Khaddam announced that he proposed to the Syrian president "to pursue a policy of dialogue and not a policy of confrontation" with the United States. He said that he suggested to Assad "to follow a policy of dialogue and not a policy of confrontation" with the United States

Khaddam added that he called for following this policy of dialogue with “a strong adherence to national national constants because I realize that neglecting these constants, or some of them, or a few of them, will lead to a series of concessions.”
Khaddam said that he presented this proposal as part of an “analytical study on the international situation” that he submitted to the Syrian president on August 9, 2000, days after he took the oath as president of Syria after the death of his father, Hafez al-Assad.

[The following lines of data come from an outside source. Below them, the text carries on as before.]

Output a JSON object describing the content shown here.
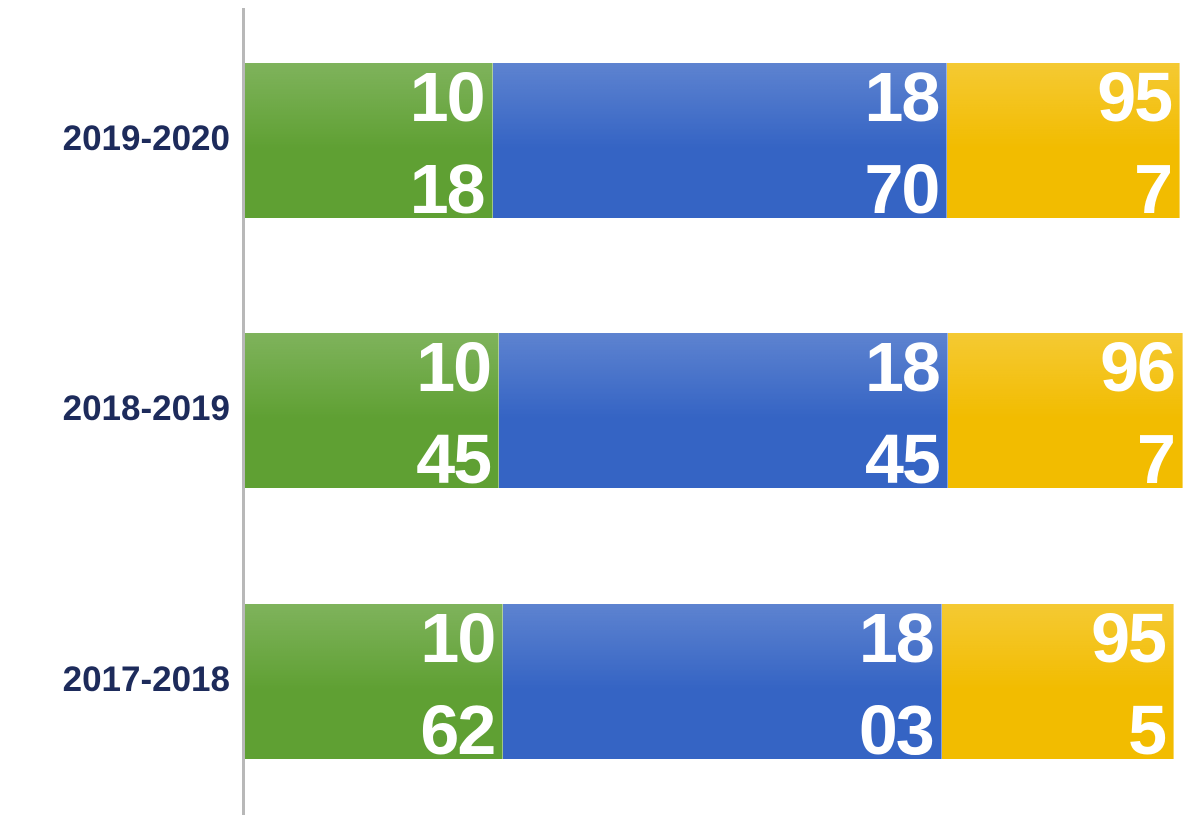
{
  "chart_data": {
    "type": "bar",
    "orientation": "horizontal",
    "stacked": true,
    "categories": [
      "2019-2020",
      "2018-2019",
      "2017-2018"
    ],
    "series": [
      {
        "color": "#5fa033",
        "values": [
          1018,
          1045,
          1062
        ]
      },
      {
        "color": "#3564c4",
        "values": [
          1870,
          1845,
          1803
        ]
      },
      {
        "color": "#f2bc00",
        "values": [
          957,
          967,
          955
        ]
      }
    ]
  }
}
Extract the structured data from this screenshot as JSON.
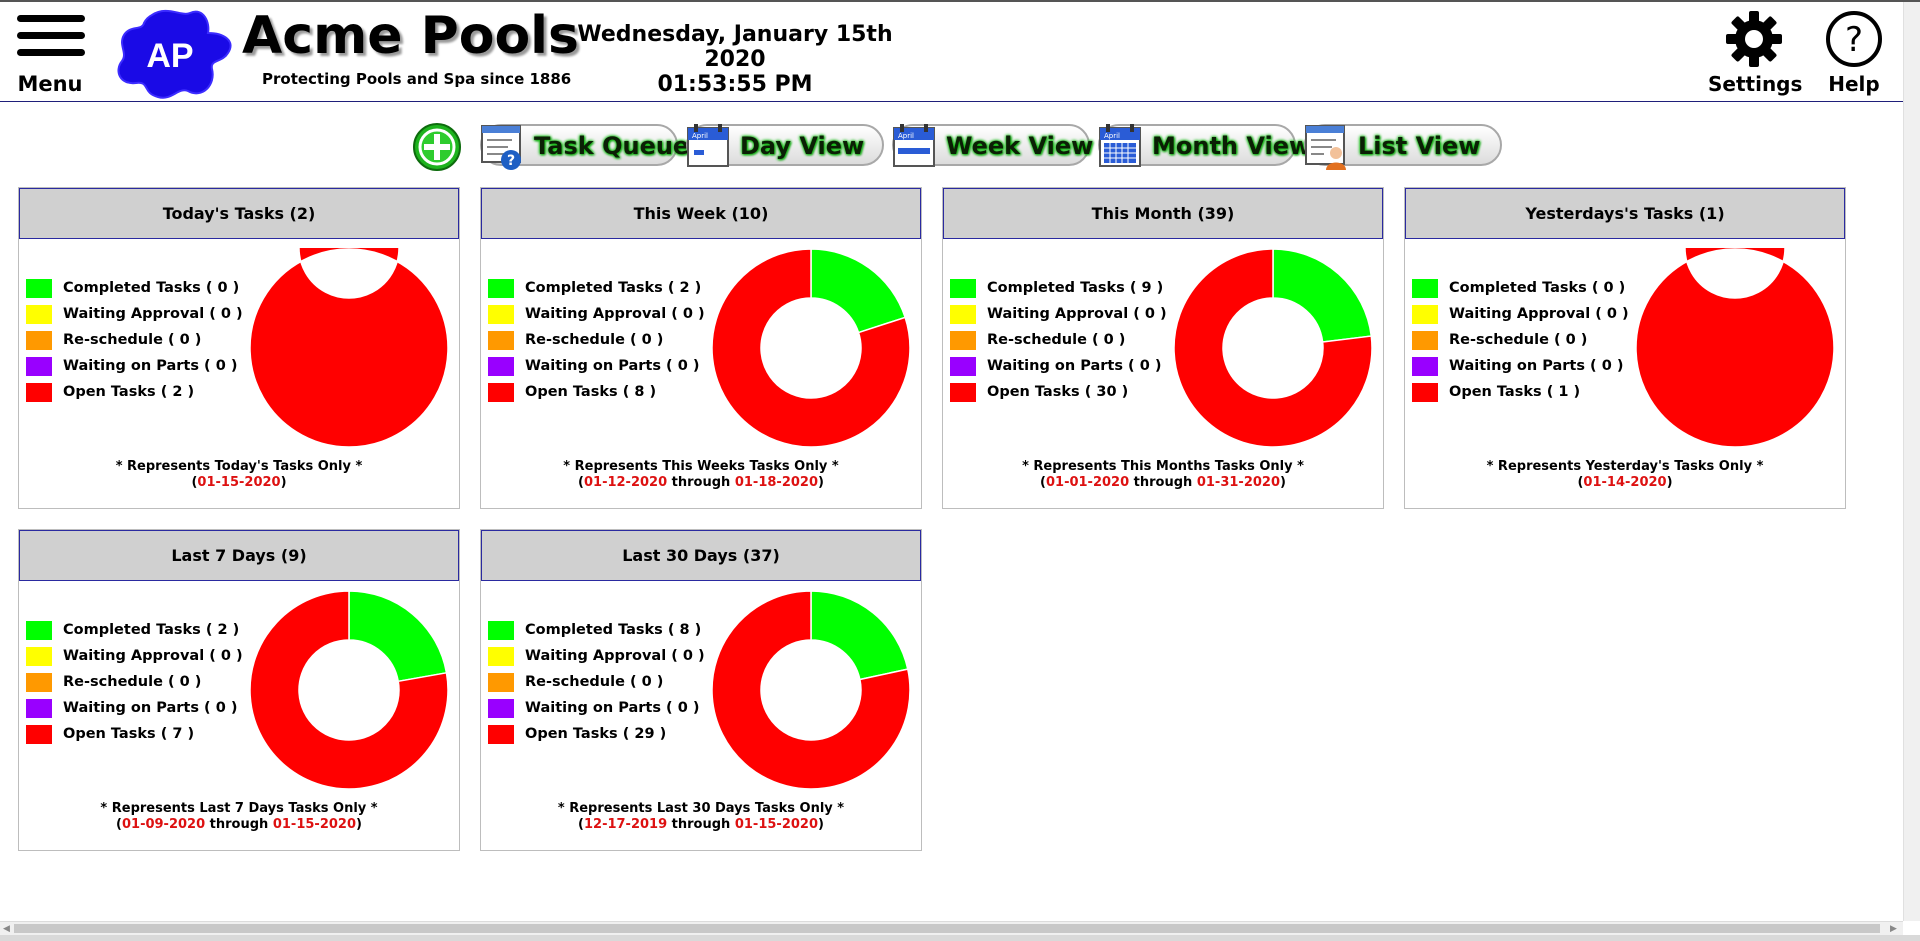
{
  "header": {
    "menu_label": "Menu",
    "logo_initials": "AP",
    "brand_title": "Acme Pools",
    "brand_tagline": "Protecting Pools and Spa since 1886",
    "date": "Wednesday, January 15th 2020",
    "time": "01:53:55 PM",
    "settings_label": "Settings",
    "help_label": "Help"
  },
  "toolbar": {
    "add_icon": "plus-circle-icon",
    "buttons": [
      {
        "label": "Task Queue",
        "icon": "task-queue-icon"
      },
      {
        "label": "Day View",
        "icon": "calendar-day-icon"
      },
      {
        "label": "Week View",
        "icon": "calendar-week-icon"
      },
      {
        "label": "Month View",
        "icon": "calendar-month-icon"
      },
      {
        "label": "List View",
        "icon": "list-person-icon"
      }
    ],
    "calendar_icon_text": "April"
  },
  "colors": {
    "completed": "#00ff00",
    "waiting_approval": "#ffff00",
    "reschedule": "#ff9900",
    "waiting_parts": "#9900ff",
    "open": "#ff0000",
    "date_red": "#dd1111",
    "panel_header_bg": "#d0d0d0",
    "panel_header_border": "#2a2aa0"
  },
  "legend_labels": {
    "completed": "Completed Tasks",
    "waiting_approval": "Waiting Approval",
    "reschedule": "Re-schedule",
    "waiting_parts": "Waiting on Parts",
    "open": "Open Tasks"
  },
  "panels": [
    {
      "title": "Today's Tasks (2)",
      "completed": "( 0 )",
      "waiting_approval": "( 0 )",
      "reschedule": "( 0 )",
      "waiting_parts": "( 0 )",
      "open": "( 2 )",
      "note": "* Represents Today's Tasks Only *",
      "date_start": "01-15-2020",
      "through": "",
      "date_end": ""
    },
    {
      "title": "This Week (10)",
      "completed": "( 2 )",
      "waiting_approval": "( 0 )",
      "reschedule": "( 0 )",
      "waiting_parts": "( 0 )",
      "open": "( 8 )",
      "note": "* Represents This Weeks Tasks Only *",
      "date_start": "01-12-2020",
      "through": "through",
      "date_end": "01-18-2020"
    },
    {
      "title": "This Month (39)",
      "completed": "( 9 )",
      "waiting_approval": "( 0 )",
      "reschedule": "( 0 )",
      "waiting_parts": "( 0 )",
      "open": "( 30 )",
      "note": "* Represents This Months Tasks Only *",
      "date_start": "01-01-2020",
      "through": "through",
      "date_end": "01-31-2020"
    },
    {
      "title": "Yesterdays's Tasks (1)",
      "completed": "( 0 )",
      "waiting_approval": "( 0 )",
      "reschedule": "( 0 )",
      "waiting_parts": "( 0 )",
      "open": "( 1 )",
      "note": "* Represents Yesterday's Tasks Only *",
      "date_start": "01-14-2020",
      "through": "",
      "date_end": ""
    },
    {
      "title": "Last 7 Days (9)",
      "completed": "( 2 )",
      "waiting_approval": "( 0 )",
      "reschedule": "( 0 )",
      "waiting_parts": "( 0 )",
      "open": "( 7 )",
      "note": "* Represents Last 7 Days Tasks Only *",
      "date_start": "01-09-2020",
      "through": "through",
      "date_end": "01-15-2020"
    },
    {
      "title": "Last 30 Days (37)",
      "completed": "( 8 )",
      "waiting_approval": "( 0 )",
      "reschedule": "( 0 )",
      "waiting_parts": "( 0 )",
      "open": "( 29 )",
      "note": "* Represents Last 30 Days Tasks Only *",
      "date_start": "12-17-2019",
      "through": "through",
      "date_end": "01-15-2020"
    }
  ],
  "chart_data": [
    {
      "type": "pie",
      "title": "Today's Tasks (2)",
      "categories": [
        "Completed Tasks",
        "Waiting Approval",
        "Re-schedule",
        "Waiting on Parts",
        "Open Tasks"
      ],
      "values": [
        0,
        0,
        0,
        0,
        2
      ]
    },
    {
      "type": "pie",
      "title": "This Week (10)",
      "categories": [
        "Completed Tasks",
        "Waiting Approval",
        "Re-schedule",
        "Waiting on Parts",
        "Open Tasks"
      ],
      "values": [
        2,
        0,
        0,
        0,
        8
      ]
    },
    {
      "type": "pie",
      "title": "This Month (39)",
      "categories": [
        "Completed Tasks",
        "Waiting Approval",
        "Re-schedule",
        "Waiting on Parts",
        "Open Tasks"
      ],
      "values": [
        9,
        0,
        0,
        0,
        30
      ]
    },
    {
      "type": "pie",
      "title": "Yesterdays's Tasks (1)",
      "categories": [
        "Completed Tasks",
        "Waiting Approval",
        "Re-schedule",
        "Waiting on Parts",
        "Open Tasks"
      ],
      "values": [
        0,
        0,
        0,
        0,
        1
      ]
    },
    {
      "type": "pie",
      "title": "Last 7 Days (9)",
      "categories": [
        "Completed Tasks",
        "Waiting Approval",
        "Re-schedule",
        "Waiting on Parts",
        "Open Tasks"
      ],
      "values": [
        2,
        0,
        0,
        0,
        7
      ]
    },
    {
      "type": "pie",
      "title": "Last 30 Days (37)",
      "categories": [
        "Completed Tasks",
        "Waiting Approval",
        "Re-schedule",
        "Waiting on Parts",
        "Open Tasks"
      ],
      "values": [
        8,
        0,
        0,
        0,
        29
      ]
    }
  ]
}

Al Arabiya had broadcast excerpts from the interview over the past two days, and on Thursday evening it broadcast it in full
During the interview, Khaddam, who is currently in Paris with his family members, launched a scathing attack on President Bashar al-Assad’s policy towards Lebanon and within the framework of the internal political file.

During the interview, which angered the Syrian Parliament, which demanded that he be tried on charges of “high treason,” he confirmed that President Assad and other Syrian officials had directed threats to former Lebanese Prime Minister Rafik Hariri months before his assassination in Beirut last February.